Interessanter is de vraag: welke verschillen zijn waar te nemen tussen hetgeen beoogd wordt in plannen en hetgeen daadwerkelijk gerealiseerd wordt zowel qua programma als qua tijdstip van oplevering. Het belang van een antwoord op die vraag wordt onderstreept door onderzoek. Herhaaldelijk is aangetoond dat voorzieningen op Vinex-locaties achter blijven, terwijl de aanwezigheid ervan van belang is voor de tevredenheid van deze bewoners en voor de verkoopbaarheid resp. het prijsniveau van de woningen. Welke oorzaken zijn hiervoor te geven?

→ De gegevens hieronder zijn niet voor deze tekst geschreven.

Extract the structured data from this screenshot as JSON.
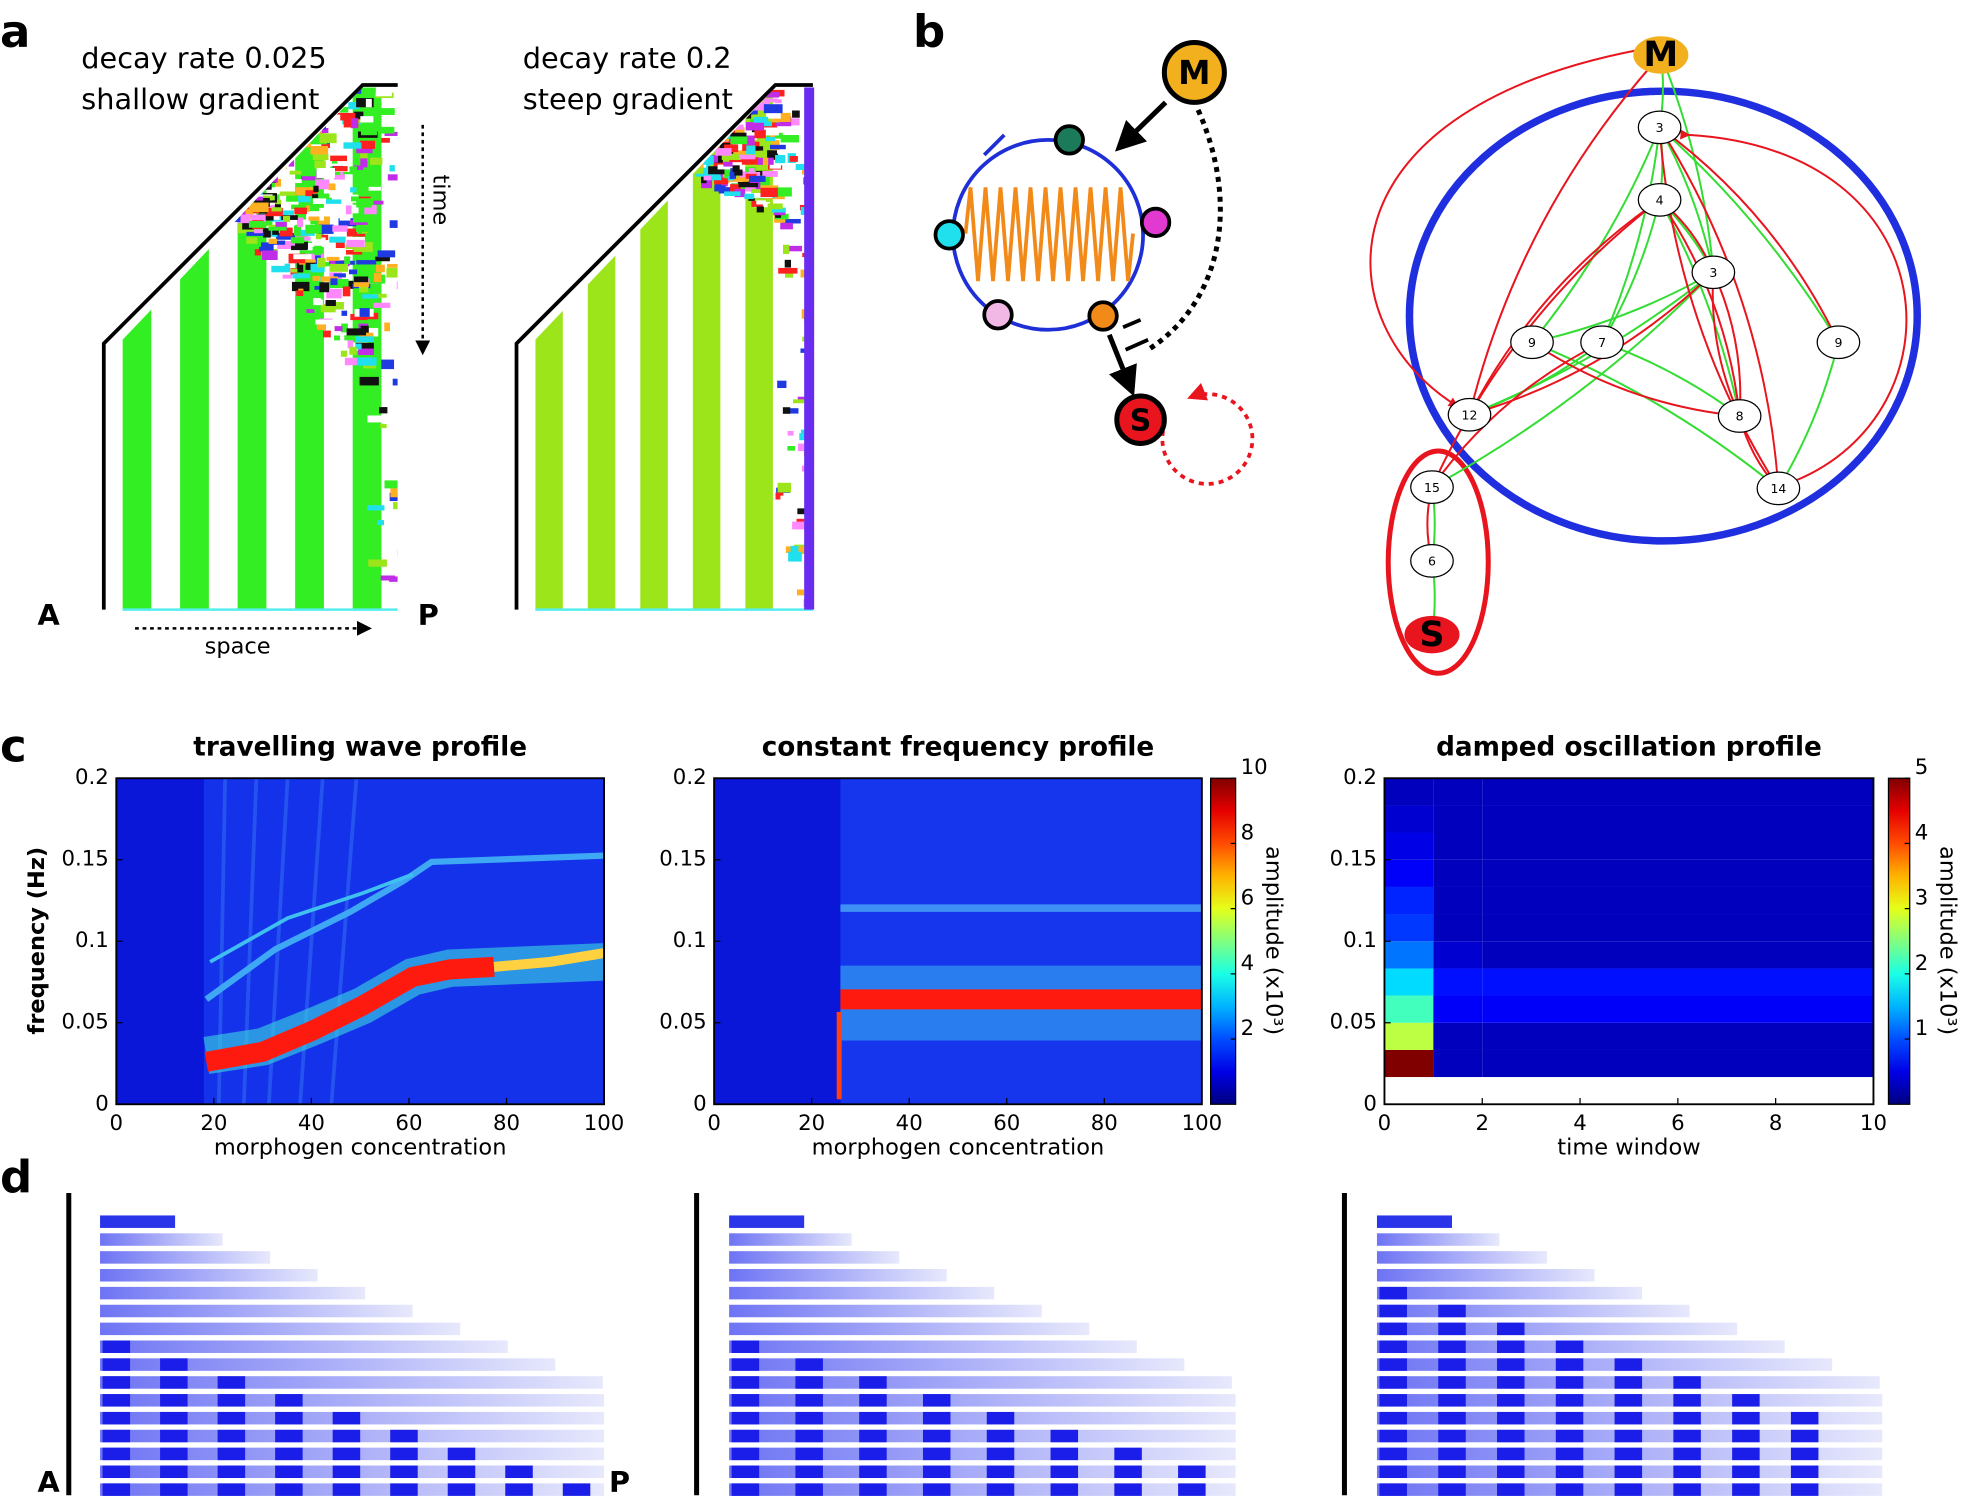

Het ontwikkelen en realiseren van voorzieningen is een tijdrovende bezigheid waar verschillende actoren bij betrokken zij, zoals de initiatiefnemer/opdrachtgever, de exploitant(en), de toekomstige eigenaar, de overheid, de gebruiker(s). Daarnaast wordt de programmering van nieuwbouwwijken op verschillende schaalniveaus bewerkstelligd. En wat is daarnaast de rol van de overheid in dit proces? Zonder de overheid komen er zeker geen voorzieningen tot stand. Immers er zullen bijvoorbeeld bepaalde vergunningen moeten komen. Waarbij de vergunningen slechts een klein onderdeel is. Andere vragen zijn: is de overheid alleen regelgevend of is zij actief betrokken bij de totstandkoming. Mogelijk zijn sommige voorzieningen gewoon een aangelegenheid van de overheid waarbij private partijen geen rol spelen?

(11)

Behalve het bovenstaande over de betrokken partijen spelen er tal van randvoorwaarden bij het totstandkomen van bepaalde voorzieningen mee. Voor de meeste voorzieningen, denk aan winkelcentra, openbaar vervoer, crèches, is een bijvoorbeeld een minimum aantal inwoners of bestedingspotentieel nodig.

1.1 Doelstelling

Doel van het onderzoek is inzicht krijgen in de oorzaken van de trage totstandkoming c.q. uitblijven van voorzieningen op (post) Vinex-locaties en welke mogelijkheid denkbaar zijn om dat te voorkomen of te verhelpen. Dit inzicht is nodig om een handreiking te ontwikkelen voor partijen bij de ontwikkeling van voorzieningen op nog te realiseren woonlocaties.

1.2 Probleemstelling

Uit de praktijk blijkt dat de realisatie van voorzieningen vooral achter blijft bij de verwachtingen van de (toekomstig) inwoners van Vinex-locaties. Vermoedelijk blijft de realisatie ook achter bij de verwachtingen van overheden en betrokken partijen.

Vertraging in het ontwikkelproces van voorzieningen kan hier debet aan zijn.

Deelvragen

1. Wat beoogt de overheid met de realisatie van (post) Vinex-locaties?

2. In welke mate speelt het grondexploitatiemodel een rol in de ontwikkeling van voorzieningen op Vinex-locaties?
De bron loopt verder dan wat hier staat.